En  el baño,  cierra la puerta de un armario donde queda oculta para siempre una máquina de afeitar y, tras el espejo,  el rostro cansado y quejumbroso que tantas veces ha rasurado. Un cuerpo blando, dueño de la cara del espejo, parece licuarse tras  la mampara de la ducha que nunca más va a utilizar. Apaga la luz y va cerrando todas y cada una de las puertas del resto de los cuartos que nunca han sido habitados.
Desciende las últimas escaleras y una vez en la planta baja,  pasa a la cocina. Antes de cerrar los postigos, delante de la mesa  ve a dos figuras sentadas, una enfrente de la otra, sin mirarse y masticando muy despacio mientras las palabras parecen haber sido secuestradas. Tantos  desayunos,  tantas  cenas,  tantas copas de vino compartidas en el silencio de la más absurda de las convivencias. Cierra la puerta con suavidad, ni siquiera siente rabia y, dejando la habitación a oscuras, pasa al comedor.

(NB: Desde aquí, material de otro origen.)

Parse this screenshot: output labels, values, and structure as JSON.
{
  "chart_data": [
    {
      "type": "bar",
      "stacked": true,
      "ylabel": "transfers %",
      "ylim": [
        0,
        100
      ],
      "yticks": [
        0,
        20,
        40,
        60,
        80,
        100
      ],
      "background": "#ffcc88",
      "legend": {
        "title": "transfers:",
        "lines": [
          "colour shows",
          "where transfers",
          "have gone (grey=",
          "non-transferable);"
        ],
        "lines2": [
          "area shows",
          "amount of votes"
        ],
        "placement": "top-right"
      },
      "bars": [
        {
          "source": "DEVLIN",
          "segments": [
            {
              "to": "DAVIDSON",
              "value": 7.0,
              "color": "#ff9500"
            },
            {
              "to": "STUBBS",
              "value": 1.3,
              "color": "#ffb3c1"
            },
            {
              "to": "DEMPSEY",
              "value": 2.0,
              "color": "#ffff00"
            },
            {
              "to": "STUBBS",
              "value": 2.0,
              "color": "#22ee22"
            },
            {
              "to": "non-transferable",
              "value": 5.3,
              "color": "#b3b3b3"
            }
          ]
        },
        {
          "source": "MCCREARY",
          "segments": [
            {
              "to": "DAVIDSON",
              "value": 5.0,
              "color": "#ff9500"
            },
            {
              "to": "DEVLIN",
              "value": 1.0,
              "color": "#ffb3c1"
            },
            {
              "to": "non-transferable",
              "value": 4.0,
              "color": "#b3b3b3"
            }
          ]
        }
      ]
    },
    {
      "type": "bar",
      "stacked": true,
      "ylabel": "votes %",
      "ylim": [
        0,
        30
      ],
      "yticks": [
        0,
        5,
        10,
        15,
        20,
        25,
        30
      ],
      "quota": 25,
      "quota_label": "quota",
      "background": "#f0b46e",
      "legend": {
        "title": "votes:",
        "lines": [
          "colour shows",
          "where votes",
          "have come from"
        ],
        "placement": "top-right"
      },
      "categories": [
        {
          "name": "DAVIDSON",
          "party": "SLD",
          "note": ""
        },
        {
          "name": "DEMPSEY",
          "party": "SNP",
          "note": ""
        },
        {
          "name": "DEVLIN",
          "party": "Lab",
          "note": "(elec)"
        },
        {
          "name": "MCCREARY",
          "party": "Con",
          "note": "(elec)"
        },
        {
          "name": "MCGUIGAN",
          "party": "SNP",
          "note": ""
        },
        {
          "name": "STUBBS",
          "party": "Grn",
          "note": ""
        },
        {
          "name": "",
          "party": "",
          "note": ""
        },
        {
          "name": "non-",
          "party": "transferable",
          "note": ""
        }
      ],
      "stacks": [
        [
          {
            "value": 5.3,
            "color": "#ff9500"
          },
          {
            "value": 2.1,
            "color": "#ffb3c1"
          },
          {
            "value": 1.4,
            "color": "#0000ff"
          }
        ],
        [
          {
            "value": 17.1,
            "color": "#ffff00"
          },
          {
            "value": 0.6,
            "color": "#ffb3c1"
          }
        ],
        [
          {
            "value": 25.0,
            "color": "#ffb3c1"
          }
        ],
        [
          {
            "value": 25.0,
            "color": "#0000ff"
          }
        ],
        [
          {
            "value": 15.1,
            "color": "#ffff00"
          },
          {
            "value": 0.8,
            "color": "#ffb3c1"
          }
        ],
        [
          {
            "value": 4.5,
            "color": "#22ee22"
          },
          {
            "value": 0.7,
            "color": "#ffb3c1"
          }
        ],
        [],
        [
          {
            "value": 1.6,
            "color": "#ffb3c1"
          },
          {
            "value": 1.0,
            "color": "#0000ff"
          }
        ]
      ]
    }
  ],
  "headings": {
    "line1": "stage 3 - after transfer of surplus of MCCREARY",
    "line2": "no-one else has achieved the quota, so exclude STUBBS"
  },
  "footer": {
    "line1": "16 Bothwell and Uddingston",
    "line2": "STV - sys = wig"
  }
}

En un rincón aparece, insignificante, el televisor, sin embargo protagonista principal de la casa,  con la fuerza suficiente para simular la quimera de una relación. El desgaste  del sofá, la disposición de los muebles, las cortinas desteñidas, todo forma parte del devenir de dos vidas  tristes y resignadas. En los treinta años de convivencia no ha habido una queja, recriminación o culpa. Como tampoco en los treinta años de convivencia ha habido risas, confidencias o confianza.
En la percha del pasillo, Charo ha olvidado el abrigo que él colocó el día antes de caer enfermo. Se siente tentada de quitarlo, pero rectifica y piensa que ese abrigo pertenece a la  casa  como símbolo principal de un pasado. Ahí se queda presidiendo la entrada.
Echa una última mirada antes de acceder  a la calle para cerrar con llave definitivamente una puerta demasiado pesada. La llave de una casa cuya memorias se mantendrá siempre blindada por  la frialdad  y la  indiferencia.
 

2 comentarios:

  1. ¡Cuántas cosas muertas puede caber en toda una vida...!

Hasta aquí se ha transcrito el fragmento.